Plus tôt dans la journée, M. Jadot avait lâché ses coups contre la liste conduite par l'essayiste de 39 ans. "Notre chemin n'a jamais varié, on n'a pas été sarkozyste, libéral à une époque, maintenant socialiste", avait-il grincé au cours d'un point presse, visant sans le nommer M. Glucksmann -qui dément avoir été un soutien de Nicolas Sarkozy.

Il avait aussi vertement répliqué sur Twitter à la militante écologiste Claire Nouvian, engagée auprès de M. Glucksmann, après qu'elle eut comparé EELV à une "petite chapelle" incapable de "bousculer le jeu politique".
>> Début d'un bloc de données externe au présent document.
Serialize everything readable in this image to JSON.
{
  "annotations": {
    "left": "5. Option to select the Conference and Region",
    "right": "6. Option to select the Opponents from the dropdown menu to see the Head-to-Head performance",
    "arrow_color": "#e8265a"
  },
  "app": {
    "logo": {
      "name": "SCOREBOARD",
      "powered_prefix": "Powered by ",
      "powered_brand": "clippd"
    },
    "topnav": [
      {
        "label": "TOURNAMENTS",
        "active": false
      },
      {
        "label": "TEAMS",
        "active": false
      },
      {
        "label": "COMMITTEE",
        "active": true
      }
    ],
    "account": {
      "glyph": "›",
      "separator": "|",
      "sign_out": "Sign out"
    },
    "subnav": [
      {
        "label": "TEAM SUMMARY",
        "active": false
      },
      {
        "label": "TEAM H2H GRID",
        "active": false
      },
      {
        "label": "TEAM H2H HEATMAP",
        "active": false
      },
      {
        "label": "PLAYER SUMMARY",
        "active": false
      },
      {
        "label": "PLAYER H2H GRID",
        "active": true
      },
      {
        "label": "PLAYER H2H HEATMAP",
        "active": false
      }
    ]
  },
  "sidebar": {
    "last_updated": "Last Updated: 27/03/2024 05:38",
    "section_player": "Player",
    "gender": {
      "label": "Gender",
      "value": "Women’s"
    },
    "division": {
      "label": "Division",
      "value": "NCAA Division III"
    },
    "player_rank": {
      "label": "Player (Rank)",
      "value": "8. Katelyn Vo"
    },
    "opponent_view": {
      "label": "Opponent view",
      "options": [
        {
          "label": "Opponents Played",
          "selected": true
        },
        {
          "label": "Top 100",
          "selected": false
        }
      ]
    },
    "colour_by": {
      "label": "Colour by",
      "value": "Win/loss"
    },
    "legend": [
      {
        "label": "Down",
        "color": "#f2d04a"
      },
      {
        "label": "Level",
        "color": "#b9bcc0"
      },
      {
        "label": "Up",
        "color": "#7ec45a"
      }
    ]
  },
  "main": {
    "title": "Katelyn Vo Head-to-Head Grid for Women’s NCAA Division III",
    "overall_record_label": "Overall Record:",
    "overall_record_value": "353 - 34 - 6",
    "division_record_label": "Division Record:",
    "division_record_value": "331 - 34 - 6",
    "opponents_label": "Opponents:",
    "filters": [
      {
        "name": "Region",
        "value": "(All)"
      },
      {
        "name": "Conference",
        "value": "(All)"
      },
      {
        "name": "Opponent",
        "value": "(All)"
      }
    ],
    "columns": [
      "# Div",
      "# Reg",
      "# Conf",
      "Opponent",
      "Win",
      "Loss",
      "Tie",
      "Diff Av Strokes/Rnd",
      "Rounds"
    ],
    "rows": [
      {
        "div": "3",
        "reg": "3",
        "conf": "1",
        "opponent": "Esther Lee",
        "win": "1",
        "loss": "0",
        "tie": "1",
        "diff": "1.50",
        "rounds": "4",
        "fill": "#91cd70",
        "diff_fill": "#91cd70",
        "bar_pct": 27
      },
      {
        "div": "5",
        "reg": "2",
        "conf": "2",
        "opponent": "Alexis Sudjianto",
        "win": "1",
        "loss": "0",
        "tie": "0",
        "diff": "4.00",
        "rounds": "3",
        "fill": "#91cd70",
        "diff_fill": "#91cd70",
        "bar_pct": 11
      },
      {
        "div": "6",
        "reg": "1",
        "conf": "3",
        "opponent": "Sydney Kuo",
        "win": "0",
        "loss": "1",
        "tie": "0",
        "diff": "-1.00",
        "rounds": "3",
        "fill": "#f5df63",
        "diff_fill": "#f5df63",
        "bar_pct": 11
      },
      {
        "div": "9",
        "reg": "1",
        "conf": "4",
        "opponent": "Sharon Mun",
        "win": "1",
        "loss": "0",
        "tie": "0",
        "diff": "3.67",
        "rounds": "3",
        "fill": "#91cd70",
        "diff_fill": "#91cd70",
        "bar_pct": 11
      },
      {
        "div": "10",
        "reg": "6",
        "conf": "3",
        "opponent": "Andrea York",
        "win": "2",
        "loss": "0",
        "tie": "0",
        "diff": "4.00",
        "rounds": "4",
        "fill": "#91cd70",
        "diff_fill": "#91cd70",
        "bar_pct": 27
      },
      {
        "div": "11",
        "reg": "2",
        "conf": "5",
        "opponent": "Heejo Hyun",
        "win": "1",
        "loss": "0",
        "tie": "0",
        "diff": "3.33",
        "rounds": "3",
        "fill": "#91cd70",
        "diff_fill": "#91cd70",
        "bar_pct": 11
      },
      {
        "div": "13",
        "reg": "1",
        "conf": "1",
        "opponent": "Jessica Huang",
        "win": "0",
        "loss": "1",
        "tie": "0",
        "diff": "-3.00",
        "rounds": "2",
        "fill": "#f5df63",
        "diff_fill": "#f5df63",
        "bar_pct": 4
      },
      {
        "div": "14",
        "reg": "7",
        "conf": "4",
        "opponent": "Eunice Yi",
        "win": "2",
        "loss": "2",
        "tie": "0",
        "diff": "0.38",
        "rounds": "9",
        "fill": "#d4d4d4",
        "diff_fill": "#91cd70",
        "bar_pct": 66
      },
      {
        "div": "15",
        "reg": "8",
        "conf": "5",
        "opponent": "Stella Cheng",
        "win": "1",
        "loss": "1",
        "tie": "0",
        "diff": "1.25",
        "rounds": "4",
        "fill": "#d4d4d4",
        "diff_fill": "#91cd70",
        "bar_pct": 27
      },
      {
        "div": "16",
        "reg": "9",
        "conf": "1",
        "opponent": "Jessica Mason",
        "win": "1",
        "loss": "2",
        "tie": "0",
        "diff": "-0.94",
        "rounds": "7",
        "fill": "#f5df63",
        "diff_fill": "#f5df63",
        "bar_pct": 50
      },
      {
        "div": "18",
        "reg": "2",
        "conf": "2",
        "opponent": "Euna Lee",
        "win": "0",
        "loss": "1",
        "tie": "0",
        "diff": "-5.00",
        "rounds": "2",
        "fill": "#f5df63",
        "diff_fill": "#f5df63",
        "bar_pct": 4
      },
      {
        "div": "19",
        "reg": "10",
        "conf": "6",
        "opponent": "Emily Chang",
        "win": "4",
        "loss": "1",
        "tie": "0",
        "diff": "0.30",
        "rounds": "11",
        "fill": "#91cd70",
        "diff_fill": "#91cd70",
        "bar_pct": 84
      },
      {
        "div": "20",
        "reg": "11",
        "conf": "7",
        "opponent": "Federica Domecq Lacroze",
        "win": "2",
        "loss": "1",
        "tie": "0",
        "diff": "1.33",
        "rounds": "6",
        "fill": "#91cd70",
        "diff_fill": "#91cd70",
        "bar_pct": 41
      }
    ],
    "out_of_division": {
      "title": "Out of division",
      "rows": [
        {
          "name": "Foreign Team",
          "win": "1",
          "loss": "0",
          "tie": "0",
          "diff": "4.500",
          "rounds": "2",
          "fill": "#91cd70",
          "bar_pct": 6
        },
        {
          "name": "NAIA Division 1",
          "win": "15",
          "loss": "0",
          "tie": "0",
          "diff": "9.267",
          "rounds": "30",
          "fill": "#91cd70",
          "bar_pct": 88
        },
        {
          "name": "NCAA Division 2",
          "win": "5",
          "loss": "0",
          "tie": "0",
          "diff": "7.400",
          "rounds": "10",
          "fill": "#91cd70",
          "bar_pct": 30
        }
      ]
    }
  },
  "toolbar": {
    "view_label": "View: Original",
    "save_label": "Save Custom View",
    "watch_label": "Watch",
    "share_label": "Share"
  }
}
Des propos qui ont également provoqué l'ire de l'eurodéputée sortante Eva Joly. "Les campagnes électorales n'autorisent pas toutes les bassesses ou tous les mensonges (...) Les néoconvertis socialistes sont du même parti qu'Hubert Védrine et Pierre Moscovici, c'est-à-dire ceux qui n'ont rien fait lorsqu'ils pouvaient agir, que ce soit sur le génocide (ou Rwanda) ou sur la crise bancaire", a-t-elle torpillé mercredi soir à Villeurbanne.

L'ancienne magistrate avait entamé son discours sur un ton plus doux, invitant Marie Toussaint, numéro quatre de la liste, à prendre sa suite. "je luis dis, Marie, à toi de reprendre le flambeau, c'est ton tour, c'est votre tour", a-t-elle lancé à la jeune juriste, présidente de l'ONG Notre Affaire à tous qui a formé un recours contre l'État pour "inaction climatique".

A la tribune, lanceurs d'alerte et acteurs associatifs se sont succédé en début de soirée pour interpeller les candidats de la liste EELV, une manière selon le M. Loyal de la soirée, Julien Bayou, de montrer le lien entre ces écologistes de terrain et ceux qui les représenteront au Parlement européen. Le lanceur d'alerte Paul François a ainsi témoigné de son douloureux combat judiciaire contre Monsanto, et l'épidémiologiste Emmanuelle Amar de ses efforts pour éclairer le scandale des "bébés sans bras"

Surprise de la soirée, l'ancien candidat à la présidentielle Noël Mamère, qui avait accompagné le lancement de Générations, le parti de M. Hamon, a apporté son soutien à la liste EELV dans une vidéo. "Dans la mesure où toutes les tentatives de rassemblement ont échoué, je ne peux que soutenir ma famille politique quels que soient les reproches que je continue de lui adresser", a-t-il expliqué par SMS à l'AFP.